Milan W 19 Sep 2024 22:59 UTC
3 points
0
Note that, in treating these sentiments as evidence that we don’t know our own values, we’re using stated values as a proxy measure for values. When we talk about a human’s “values”, we are notably not talking about:
- The human’s stated preferences
- The human’s revealed preferences
- The human’s in-the-moment experience of bliss or dopamine or whatever
- <whatever other readily-measurable notion of “values” springs to mind>
The thing we’re talking about, when we talk about a human’s “values”, is a thing internal to the human’s mind. It’s a high-level cognitive structure.
(...)
But clearly the reward signal is not itself our values.
(...)
reward is the evidence from which we learn about our values.
So we humans have a high-level cognitive structure to which we do not have direct access (values), but about which we can learn by observing and reflecting on the stimulus-reward mappings we experience, thus constructing an internal representation of such structure. This reward-based updating bridges the is-ought gap, since reward is a thing we experience and our values encode the way things ought to be.

Two questions:
- How accurate is the summary I have presented above?
- Where do values, as opposed to beliefs-about-values, come from?
- johnswentworth 20 Sep 2024 0:52 UTC
  5 points
  0
  Parent
  How accurate is the summary I have presented above?
  Basically accurate.
  Where do values, as opposed to beliefs-about-values, come from?

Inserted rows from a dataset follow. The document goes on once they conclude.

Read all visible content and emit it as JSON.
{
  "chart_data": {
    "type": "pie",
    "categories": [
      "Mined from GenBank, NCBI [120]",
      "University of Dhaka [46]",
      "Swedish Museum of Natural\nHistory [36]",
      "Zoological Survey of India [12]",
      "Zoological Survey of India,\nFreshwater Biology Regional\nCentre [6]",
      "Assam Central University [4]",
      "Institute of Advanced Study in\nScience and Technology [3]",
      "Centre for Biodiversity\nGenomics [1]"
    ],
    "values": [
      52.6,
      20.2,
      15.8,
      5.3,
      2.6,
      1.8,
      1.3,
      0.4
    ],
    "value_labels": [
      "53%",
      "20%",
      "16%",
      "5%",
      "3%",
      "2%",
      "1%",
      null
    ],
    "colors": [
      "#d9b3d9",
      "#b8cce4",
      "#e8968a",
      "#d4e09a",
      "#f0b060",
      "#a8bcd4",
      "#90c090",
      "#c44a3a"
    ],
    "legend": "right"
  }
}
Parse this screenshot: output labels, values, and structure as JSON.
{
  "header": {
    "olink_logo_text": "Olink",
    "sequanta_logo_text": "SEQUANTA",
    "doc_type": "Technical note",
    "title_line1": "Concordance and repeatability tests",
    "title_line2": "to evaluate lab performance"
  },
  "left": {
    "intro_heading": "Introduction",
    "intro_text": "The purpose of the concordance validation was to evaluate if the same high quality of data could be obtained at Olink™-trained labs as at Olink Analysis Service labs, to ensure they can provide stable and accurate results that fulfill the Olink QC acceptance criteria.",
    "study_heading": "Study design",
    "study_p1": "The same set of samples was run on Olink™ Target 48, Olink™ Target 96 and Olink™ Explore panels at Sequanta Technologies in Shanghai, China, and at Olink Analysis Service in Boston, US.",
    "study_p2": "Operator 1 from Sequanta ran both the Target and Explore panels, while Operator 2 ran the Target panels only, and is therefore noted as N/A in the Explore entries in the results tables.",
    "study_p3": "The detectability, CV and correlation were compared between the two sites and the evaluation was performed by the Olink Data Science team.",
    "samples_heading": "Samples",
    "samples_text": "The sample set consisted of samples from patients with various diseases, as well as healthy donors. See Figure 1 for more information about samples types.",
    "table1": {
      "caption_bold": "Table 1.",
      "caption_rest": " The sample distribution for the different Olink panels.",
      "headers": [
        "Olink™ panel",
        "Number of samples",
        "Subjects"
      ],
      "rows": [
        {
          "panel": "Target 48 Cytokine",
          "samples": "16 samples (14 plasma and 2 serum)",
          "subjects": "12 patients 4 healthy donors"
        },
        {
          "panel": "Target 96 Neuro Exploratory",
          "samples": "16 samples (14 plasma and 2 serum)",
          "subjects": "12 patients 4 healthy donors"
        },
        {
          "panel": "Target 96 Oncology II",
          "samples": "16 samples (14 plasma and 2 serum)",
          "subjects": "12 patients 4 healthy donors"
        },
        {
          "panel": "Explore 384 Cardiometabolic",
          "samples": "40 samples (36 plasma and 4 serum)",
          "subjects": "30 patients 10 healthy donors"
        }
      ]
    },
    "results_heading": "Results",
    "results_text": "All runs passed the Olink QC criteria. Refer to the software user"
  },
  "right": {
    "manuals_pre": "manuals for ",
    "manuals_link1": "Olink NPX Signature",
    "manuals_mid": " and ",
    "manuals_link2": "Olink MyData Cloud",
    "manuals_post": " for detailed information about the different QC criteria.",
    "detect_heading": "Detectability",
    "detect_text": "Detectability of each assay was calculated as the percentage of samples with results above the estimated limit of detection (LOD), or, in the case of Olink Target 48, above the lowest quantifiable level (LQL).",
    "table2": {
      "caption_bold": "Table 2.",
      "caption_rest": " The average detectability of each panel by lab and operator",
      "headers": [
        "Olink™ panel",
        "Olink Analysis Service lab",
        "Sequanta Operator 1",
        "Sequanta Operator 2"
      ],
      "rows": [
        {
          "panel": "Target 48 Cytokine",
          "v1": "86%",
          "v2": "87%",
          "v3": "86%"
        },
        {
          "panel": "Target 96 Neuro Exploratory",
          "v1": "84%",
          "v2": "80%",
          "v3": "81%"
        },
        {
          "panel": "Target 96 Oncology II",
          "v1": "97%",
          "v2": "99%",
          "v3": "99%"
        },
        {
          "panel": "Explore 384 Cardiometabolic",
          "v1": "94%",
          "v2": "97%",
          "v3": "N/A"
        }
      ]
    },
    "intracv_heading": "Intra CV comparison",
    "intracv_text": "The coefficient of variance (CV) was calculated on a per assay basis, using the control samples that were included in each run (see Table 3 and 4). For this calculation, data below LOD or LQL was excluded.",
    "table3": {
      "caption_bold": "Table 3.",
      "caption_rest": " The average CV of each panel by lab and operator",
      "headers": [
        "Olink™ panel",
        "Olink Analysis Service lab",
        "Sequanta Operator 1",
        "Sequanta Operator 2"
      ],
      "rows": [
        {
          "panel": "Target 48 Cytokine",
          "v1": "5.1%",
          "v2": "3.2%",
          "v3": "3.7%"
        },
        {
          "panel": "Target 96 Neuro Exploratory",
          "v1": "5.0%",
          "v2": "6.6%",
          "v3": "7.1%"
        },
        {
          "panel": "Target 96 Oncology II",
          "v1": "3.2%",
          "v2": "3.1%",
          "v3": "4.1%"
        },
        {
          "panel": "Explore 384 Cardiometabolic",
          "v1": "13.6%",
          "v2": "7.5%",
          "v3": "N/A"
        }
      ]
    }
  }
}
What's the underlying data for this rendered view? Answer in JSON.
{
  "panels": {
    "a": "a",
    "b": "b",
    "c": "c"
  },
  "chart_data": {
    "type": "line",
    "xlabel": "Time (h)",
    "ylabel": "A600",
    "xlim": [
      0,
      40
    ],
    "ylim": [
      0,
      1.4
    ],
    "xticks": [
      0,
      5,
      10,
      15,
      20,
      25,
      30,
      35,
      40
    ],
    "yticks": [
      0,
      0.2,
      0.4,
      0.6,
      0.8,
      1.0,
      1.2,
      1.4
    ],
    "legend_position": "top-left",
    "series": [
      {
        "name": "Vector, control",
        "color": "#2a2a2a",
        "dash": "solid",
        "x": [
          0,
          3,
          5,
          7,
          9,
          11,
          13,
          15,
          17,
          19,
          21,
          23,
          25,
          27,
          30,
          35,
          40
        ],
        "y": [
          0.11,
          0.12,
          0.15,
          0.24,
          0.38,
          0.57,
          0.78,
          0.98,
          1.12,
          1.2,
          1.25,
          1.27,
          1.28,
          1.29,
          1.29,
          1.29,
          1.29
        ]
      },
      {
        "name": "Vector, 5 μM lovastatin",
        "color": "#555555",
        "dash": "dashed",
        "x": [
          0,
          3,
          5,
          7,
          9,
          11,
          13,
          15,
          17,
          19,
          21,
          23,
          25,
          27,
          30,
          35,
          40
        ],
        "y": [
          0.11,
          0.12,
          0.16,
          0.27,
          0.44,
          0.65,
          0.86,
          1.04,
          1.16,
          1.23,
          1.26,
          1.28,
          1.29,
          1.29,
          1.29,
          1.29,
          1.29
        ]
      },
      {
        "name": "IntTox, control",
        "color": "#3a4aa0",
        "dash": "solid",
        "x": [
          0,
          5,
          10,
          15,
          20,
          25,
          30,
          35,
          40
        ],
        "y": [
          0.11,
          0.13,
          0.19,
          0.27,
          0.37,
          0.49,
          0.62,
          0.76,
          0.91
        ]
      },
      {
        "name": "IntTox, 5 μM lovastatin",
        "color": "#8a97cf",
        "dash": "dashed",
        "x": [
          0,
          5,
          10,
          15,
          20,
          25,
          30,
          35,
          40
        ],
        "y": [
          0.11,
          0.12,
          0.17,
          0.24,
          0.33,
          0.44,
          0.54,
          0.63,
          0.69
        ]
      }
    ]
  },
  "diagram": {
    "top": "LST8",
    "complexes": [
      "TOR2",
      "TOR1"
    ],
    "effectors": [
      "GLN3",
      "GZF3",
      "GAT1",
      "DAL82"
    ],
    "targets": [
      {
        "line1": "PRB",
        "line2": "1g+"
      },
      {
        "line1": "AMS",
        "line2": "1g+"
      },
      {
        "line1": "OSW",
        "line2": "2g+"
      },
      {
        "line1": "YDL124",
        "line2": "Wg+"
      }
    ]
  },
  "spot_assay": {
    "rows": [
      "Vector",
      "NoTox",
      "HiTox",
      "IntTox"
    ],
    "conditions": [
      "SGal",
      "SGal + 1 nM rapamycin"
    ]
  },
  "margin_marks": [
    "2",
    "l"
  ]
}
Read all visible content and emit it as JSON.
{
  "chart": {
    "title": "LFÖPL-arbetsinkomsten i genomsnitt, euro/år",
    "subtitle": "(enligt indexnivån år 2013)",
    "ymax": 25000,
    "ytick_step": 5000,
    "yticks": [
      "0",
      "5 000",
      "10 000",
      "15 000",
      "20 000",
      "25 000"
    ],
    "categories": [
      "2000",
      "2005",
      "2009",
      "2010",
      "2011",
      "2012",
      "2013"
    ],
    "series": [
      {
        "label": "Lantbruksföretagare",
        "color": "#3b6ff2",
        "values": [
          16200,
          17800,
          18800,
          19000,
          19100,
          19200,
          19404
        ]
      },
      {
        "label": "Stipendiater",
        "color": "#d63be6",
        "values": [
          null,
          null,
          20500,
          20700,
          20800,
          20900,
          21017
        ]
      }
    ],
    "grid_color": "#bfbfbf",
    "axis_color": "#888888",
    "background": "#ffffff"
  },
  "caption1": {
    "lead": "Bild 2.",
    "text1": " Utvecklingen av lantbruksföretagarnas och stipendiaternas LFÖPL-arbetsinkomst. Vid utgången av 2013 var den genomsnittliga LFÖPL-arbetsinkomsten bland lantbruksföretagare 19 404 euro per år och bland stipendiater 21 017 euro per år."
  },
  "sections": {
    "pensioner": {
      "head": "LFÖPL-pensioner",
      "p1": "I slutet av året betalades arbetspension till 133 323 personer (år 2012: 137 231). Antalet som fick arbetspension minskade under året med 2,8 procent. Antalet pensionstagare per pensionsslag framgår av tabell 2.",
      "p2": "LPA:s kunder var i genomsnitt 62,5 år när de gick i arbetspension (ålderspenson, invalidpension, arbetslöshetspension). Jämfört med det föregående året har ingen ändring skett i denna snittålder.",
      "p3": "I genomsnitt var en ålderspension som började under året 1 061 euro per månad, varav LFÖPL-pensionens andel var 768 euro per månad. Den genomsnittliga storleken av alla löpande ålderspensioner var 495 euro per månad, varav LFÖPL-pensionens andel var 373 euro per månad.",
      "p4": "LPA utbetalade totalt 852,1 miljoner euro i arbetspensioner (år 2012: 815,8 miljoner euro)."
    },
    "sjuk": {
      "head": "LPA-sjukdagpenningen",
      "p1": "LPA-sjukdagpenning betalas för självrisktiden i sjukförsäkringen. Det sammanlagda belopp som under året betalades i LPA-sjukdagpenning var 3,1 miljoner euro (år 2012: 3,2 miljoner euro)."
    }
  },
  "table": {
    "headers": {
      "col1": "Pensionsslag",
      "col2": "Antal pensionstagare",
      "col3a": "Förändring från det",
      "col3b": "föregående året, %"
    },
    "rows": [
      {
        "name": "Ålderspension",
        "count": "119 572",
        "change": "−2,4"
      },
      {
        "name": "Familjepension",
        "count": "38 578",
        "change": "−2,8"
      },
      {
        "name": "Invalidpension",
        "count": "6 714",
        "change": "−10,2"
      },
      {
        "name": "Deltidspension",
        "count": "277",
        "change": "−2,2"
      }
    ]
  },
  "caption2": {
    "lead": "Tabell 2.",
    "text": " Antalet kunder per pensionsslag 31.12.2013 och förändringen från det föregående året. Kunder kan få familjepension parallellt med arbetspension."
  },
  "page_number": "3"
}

  That is the right next question to ask. Humans have a map of their values, and can update that map in response to rewards in order to “learn about values”, but still leaves the question of when/whether there’s any “real values” which the map represents, and what kind-of-things those “real values” are.
  A few parts of an answer:
  - “human values” are not one monolithic thing; we value lots of different stuff, and different parts of our value-estimates can separately represent “a real thing” or fail to represent “a real thing”.
  - we don’t yet understand what it means for part of our value-estimates to represent “a real thing”, but it probably works pretty similarly to epistemic representation more generally—e.g. my belief about the position of the dog in my apartment represents a real thing (even if the position itself is wrong) exactly when there is in fact a dog in my apartment at all.
  - Milan W 20 Sep 2024 3:26 UTC
    3 points
    0
    Parent
    Thank you for the answer. I notice I feel somewhat confused, and that I regard the notion of “real values” with some suspicion I can’t quite put my finger on. Regardless, an attempted definition follows.
    
    Let a subject observation set be a complete specification of a subject and it’s past and current environment, from the subject’s own subjectively accessible perspective. The elements of a subject observation set are observations/experiences observed/experienced by its subject.
    Let O be the set of all subject observation sets.
    Let a subject observation set class be a subset of O such that all it’s elements specify subjects that belong to an intuitive “kind of subject”: e.g. humans, cats, parasitoid wasps.
    
    Let V be the set of all (subject_observation_set, subject_reward_value) tuples. Note that all possible utility functions of all possible subjects can be defined as subsets of V, and that
    V = O x ℝ.
    
    Let “real human values” be the subset of V such that all subject_observation_set elements belong to the human subject observation set class.^[1]
    
    … this above definition feels pretty underwhelming, and I suspect that I would endorse a pretty small subset of “real human values” as defined above as actually good.
    ^
    Let the reader feel free take the political decision of restricting the subject observation set class that defines “real human values” to sane humans.